Bremen könnte sich ein Vorbild am niedersächsischen Nachbarn und am Stadtstaat Berlin nehmen, erhebliche Kosten sparen, die Verwaltung entlasten und gleichzeitig tausenden Flüchtlingen in Bremen etwas Gutes tun. Wie das geht, erläuterten gestern Bremer Anwälte, Ausländerinitiativen und die Grünen.

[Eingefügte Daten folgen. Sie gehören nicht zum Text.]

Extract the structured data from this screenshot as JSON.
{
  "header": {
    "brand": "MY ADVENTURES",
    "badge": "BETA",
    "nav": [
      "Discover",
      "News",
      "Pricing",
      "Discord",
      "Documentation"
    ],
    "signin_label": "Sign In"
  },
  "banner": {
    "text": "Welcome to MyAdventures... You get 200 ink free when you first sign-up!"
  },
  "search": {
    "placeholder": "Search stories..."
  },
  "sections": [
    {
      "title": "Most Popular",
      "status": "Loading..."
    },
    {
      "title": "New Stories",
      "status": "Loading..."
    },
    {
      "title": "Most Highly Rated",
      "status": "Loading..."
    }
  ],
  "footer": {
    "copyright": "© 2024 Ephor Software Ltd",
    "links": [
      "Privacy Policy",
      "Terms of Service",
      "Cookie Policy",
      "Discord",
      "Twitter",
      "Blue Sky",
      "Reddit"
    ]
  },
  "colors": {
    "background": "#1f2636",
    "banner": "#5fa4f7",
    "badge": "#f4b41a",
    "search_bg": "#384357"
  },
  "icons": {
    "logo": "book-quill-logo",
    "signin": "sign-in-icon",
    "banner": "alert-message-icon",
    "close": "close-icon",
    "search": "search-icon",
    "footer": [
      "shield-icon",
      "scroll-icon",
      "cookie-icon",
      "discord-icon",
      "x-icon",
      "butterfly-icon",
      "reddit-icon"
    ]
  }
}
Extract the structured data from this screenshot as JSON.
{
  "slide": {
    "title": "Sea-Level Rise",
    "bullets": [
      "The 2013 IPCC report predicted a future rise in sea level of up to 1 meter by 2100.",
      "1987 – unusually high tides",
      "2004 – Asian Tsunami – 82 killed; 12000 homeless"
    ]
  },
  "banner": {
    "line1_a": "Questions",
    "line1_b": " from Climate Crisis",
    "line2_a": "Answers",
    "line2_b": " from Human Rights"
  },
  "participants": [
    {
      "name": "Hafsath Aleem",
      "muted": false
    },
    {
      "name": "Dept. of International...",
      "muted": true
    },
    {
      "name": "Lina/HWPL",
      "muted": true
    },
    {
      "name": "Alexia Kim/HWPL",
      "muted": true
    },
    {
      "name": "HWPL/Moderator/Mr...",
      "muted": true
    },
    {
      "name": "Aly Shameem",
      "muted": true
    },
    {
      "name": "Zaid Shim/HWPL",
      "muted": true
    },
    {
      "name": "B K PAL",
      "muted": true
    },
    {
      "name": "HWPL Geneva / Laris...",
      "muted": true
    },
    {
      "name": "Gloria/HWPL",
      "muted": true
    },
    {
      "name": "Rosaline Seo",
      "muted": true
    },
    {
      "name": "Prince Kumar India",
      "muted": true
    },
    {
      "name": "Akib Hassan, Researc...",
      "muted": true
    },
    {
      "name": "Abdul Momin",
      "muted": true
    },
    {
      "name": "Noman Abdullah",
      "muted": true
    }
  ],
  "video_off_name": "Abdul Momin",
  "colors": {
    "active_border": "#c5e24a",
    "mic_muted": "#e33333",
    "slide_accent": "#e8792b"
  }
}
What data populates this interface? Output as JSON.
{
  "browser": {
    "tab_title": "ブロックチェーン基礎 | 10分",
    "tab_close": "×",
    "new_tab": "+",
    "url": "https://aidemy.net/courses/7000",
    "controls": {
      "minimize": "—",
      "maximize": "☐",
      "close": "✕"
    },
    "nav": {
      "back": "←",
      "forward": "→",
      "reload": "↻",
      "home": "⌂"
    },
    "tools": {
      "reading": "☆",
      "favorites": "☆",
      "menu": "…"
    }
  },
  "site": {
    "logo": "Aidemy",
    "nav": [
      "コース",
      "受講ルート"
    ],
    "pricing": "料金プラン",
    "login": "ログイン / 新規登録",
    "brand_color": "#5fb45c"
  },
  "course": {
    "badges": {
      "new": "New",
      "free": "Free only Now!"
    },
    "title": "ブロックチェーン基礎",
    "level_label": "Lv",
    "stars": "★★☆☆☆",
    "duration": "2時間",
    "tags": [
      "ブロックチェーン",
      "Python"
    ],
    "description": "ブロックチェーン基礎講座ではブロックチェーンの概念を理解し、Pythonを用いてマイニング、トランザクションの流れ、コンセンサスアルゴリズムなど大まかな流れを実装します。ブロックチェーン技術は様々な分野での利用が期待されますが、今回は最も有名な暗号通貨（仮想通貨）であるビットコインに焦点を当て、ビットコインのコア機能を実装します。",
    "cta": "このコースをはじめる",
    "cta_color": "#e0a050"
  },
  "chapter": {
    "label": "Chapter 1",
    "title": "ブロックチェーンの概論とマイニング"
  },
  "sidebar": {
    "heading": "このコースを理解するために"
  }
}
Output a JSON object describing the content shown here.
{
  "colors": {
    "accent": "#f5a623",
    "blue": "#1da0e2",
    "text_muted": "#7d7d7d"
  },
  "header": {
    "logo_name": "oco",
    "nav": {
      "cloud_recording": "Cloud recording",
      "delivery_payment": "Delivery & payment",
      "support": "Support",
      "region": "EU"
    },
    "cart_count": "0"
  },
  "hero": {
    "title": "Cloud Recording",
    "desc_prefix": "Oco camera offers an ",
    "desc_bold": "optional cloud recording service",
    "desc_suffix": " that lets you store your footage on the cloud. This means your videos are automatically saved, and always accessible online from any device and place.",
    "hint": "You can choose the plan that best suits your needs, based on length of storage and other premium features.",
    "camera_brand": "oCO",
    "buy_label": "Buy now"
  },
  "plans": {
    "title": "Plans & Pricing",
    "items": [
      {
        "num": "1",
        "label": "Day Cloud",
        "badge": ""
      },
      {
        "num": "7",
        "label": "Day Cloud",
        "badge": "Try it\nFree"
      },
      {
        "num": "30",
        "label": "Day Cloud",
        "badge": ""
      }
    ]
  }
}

Niedersachsen hat am 16. Oktober mit einer „Altfallregelung“ allen Asylantragstellern aus Kriegsgebieten, die sich am 1.8.1990 legal im Land aufhielten, einen Anspruch auf eine dauerhafte Aufenthaltserlaubnis verschafft. Auch bei abgelehnten Asylanträgen werden diese „De- facto-Flüchtlinge“ sowieso in der Bundesrepublik geduldet und beziehen Sozialhilfe. Weil im Libanon, im Iran, im Irak, in Sri Lanka, Albanien und einigen anderen Ländern Bürgerkrieg herrscht, verbieten die Genfer Flüchtlingskonvention und das Grundgesetz ihre Abschiebung. Auch Christen und Yeziden, die vor Verfolgung aus der Türkei geflohen sind, erhalten eine jeweils auf drei bis sechs Monate befristete „Duldung“.

Diese „Duldung“ berechtigt jedoch auch nach Jahren noch nicht zur Annahme einer Arbeit. „Wer eine Arbeitserlaubnis haben will, muß erstmal eine Aufenthaltserlaubnis haben“, berichtete Mageda Abou-Khalil von der Libanesischen Flüchtlingsgruppe aus der Behörden-Praxis, „aber wer eine Aufenthaltserlaubnis haben will, wird erstmal nach der Arbeitserlaubnis gefragt.“

Aus diesem Teufelskreis, der „De-facto-Flüchtlinge“ auf Jahre zum Nichtstun verdammt, würde eine Bleiberechts-Regelung nach niedersächsischen Vorbild heraushelfen. Außerdem könnten tausende Asylanträge, die jetzt noch die Verwaltungsgerichte überlasten, mit einem Schlag erledigt werden. Wartezeiten von über fünf Jahren, wie sie zur Zeit bei Asyl-Klagen üblich sind, würden stark verkürzt.

Die Grünen haben für die nächste Bürgerschaftssitzung einen Antrag eingebracht, mit dem der Senat aufgefordert werden soll, dem Vorbild Niedersachsens und Berlins mit einer eigenen Bleiberecht-Regelung zu folgen. Die Zeit dafür drängt, denn ab 1.1.1991 verbietet das neue Ausländergesetz solche Alleingänge der Bundesländer. „Wer bis dahin keine Aufenthaltsberechtigung hat, wird wohl auch keine mehr bekommen“, befürchtet der Anwalt Albert Timmer.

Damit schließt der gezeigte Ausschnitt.